Some of these are quite nice.
I wonder if you have ever seen the picture I
once scanned from Franz Boll 'Sphaera'. This was
from a Greek astrological diagram, now in Turin.
It has two nice features:
1) it looks quite like the 12-segmented figure
in the VMs (the one with the dark and bright
moon or planet faces). It is actually the picture
that made me realise that the VMs drawing
has seven individual words in there, which would
really seem to be the names of the planets.
2) it has old-style Greek symbols for the zodiac
signs, and the one for Aries (a V with an under-
score) looks exactly like the first red doodle
on VMs f1r.
I cannot find a single copy of this figure on any
of my old pages. Even the photocopy has gone missing.

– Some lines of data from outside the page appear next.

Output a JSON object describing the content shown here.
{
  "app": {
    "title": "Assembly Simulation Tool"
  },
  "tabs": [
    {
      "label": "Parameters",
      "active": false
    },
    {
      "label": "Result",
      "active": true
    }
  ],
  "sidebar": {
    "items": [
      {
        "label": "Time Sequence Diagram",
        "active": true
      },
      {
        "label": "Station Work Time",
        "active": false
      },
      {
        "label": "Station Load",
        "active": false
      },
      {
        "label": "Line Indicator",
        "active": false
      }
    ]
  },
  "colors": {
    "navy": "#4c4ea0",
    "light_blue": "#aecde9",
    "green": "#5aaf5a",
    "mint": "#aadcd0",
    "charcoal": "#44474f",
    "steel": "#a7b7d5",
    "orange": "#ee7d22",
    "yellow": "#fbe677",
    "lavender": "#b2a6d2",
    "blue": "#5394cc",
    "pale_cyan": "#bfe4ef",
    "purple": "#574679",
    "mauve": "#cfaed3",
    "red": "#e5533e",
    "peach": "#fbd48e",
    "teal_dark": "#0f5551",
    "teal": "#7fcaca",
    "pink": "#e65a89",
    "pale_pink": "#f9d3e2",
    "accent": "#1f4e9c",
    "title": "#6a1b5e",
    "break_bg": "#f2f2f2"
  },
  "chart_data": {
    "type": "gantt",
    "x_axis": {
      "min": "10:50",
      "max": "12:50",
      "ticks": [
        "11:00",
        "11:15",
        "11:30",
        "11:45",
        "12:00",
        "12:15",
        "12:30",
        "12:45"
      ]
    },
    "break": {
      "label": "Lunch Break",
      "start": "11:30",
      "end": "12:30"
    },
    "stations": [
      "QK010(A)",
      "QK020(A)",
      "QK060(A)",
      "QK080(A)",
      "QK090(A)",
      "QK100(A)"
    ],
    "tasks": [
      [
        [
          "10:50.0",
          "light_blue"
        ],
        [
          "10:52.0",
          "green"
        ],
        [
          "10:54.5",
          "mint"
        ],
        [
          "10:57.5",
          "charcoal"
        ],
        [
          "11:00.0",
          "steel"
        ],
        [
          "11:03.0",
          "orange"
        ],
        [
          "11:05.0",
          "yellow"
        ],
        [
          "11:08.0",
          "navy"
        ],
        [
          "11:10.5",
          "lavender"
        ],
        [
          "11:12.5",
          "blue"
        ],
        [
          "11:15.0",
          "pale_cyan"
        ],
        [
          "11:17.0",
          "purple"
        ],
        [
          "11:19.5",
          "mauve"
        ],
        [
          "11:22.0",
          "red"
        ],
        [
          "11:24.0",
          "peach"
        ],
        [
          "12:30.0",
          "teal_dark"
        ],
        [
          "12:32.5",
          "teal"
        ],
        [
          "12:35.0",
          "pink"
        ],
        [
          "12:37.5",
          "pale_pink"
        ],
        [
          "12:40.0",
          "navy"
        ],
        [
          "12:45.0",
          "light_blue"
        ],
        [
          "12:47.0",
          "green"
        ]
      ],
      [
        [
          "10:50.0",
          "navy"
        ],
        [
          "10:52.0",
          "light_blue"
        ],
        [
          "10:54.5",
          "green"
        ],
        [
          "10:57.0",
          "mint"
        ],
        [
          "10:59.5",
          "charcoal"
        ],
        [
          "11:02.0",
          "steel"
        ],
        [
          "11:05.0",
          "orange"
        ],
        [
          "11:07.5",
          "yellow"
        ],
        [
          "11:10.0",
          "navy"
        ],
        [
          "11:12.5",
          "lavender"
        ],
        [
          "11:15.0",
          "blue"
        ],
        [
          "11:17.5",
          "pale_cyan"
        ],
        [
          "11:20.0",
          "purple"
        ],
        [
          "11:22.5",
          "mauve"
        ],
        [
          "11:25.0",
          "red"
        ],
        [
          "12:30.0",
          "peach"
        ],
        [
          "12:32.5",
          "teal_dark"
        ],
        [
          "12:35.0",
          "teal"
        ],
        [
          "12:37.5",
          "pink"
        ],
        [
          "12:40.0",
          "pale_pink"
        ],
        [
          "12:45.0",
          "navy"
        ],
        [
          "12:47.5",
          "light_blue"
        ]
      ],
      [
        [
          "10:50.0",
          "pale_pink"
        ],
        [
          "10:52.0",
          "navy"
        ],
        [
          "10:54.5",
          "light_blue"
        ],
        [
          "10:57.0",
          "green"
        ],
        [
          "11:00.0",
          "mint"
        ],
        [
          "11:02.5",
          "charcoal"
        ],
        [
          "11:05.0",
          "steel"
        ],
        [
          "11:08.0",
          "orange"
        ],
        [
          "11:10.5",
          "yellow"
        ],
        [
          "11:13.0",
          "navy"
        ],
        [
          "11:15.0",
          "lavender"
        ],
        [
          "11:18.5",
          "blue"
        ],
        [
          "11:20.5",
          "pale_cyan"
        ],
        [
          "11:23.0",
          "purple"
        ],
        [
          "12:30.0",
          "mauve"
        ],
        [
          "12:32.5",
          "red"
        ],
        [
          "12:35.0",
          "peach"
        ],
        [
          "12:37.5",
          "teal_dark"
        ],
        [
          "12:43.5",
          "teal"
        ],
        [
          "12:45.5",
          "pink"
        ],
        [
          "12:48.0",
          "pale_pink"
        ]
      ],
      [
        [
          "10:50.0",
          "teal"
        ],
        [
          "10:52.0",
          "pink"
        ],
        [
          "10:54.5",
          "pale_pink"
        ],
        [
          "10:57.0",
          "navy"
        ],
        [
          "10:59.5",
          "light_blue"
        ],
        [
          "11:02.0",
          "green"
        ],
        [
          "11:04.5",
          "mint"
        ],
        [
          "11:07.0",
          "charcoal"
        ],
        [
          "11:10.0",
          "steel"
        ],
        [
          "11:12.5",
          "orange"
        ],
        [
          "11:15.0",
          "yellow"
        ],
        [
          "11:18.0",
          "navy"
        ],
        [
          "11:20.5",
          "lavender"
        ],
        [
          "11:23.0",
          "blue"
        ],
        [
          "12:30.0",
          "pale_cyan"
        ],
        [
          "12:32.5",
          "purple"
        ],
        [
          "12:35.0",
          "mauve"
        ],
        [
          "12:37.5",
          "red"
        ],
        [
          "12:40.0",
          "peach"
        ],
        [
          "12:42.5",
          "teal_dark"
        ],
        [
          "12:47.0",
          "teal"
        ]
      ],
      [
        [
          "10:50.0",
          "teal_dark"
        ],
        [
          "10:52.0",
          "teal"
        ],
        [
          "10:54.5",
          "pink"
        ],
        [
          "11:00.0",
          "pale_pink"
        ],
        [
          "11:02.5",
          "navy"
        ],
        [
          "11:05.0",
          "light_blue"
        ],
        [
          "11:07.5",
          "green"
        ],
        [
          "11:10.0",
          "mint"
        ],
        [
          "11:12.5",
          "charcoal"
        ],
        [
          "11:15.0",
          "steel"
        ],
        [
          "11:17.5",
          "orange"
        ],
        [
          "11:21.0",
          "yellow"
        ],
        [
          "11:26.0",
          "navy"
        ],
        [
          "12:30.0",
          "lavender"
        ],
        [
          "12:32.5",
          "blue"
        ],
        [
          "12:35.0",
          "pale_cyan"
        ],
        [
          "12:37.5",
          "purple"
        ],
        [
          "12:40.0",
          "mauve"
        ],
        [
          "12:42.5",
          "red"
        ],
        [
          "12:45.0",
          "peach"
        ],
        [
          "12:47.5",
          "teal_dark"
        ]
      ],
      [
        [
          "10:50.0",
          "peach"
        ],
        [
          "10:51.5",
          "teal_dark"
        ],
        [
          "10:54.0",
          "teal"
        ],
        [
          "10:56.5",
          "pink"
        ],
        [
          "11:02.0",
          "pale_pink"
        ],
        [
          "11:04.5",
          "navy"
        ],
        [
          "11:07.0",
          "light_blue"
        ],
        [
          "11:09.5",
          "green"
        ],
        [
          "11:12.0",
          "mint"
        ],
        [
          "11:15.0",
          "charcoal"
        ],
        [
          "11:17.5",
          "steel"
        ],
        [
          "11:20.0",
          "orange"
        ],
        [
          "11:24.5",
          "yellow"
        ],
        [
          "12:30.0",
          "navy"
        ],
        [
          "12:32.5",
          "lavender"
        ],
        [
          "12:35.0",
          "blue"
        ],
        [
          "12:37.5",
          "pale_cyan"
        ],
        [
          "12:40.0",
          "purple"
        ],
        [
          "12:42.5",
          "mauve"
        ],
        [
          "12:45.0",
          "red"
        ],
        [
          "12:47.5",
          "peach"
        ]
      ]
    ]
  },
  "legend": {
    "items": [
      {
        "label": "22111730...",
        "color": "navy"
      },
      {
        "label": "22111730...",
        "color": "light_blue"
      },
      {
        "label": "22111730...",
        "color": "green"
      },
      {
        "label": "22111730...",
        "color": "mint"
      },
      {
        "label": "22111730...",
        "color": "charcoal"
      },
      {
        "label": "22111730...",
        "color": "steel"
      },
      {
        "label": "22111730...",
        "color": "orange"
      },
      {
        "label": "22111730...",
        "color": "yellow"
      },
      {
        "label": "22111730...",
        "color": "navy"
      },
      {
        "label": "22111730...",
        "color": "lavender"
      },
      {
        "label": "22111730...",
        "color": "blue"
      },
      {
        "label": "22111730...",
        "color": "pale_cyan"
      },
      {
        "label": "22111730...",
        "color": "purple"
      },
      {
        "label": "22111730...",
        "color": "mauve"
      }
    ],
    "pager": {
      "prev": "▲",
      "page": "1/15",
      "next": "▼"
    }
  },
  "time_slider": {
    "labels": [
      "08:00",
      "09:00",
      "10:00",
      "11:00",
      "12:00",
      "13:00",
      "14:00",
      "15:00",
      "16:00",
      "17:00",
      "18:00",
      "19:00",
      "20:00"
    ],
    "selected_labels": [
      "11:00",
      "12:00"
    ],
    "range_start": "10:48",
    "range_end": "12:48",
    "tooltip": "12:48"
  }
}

I know that Dennis had a copy too, for a while, and
somewhere in the mailing list archive there is a
reference to another web page with the same figure
stating it is actually part of the VMs. (Jim Reeds
found that one).
> 2) There is a long tradition of rosette-like
> diagrams with characters around
> their perimeter, the so called "rota paschalis" used
> to determine the exact
> dates of Easter.
Didn't Gauss (well post-VMs) invent a way to predict
the dates of Easter using a method involving
prime numbers, a.o. 17? My memory is foggy here.
There is of course the 17-sequences page on
f57v, and a 34-sequence on the "partner page"
on the same bifolium (66r??).
> 5) As always the pictures that have the strongest
> VMs look-and-feel are the
> German woodcuts (not the Italian engravings) that
> are usually much older
> than the actual dating of the VMs. There must be
> some significance in this
> fact but I don't dare to speculate.
>
> Is it reasonable to suppose that the VMs author
> could have seen more
> engravings and woodcuts than other manuscripts? Was
> printing technology
> already so common in his time?
Woodcuts were being used at this time. Printing
was just in the process of being invented :-)
A MS like the VMs could well have been written after
the invention of printing for several good reasons.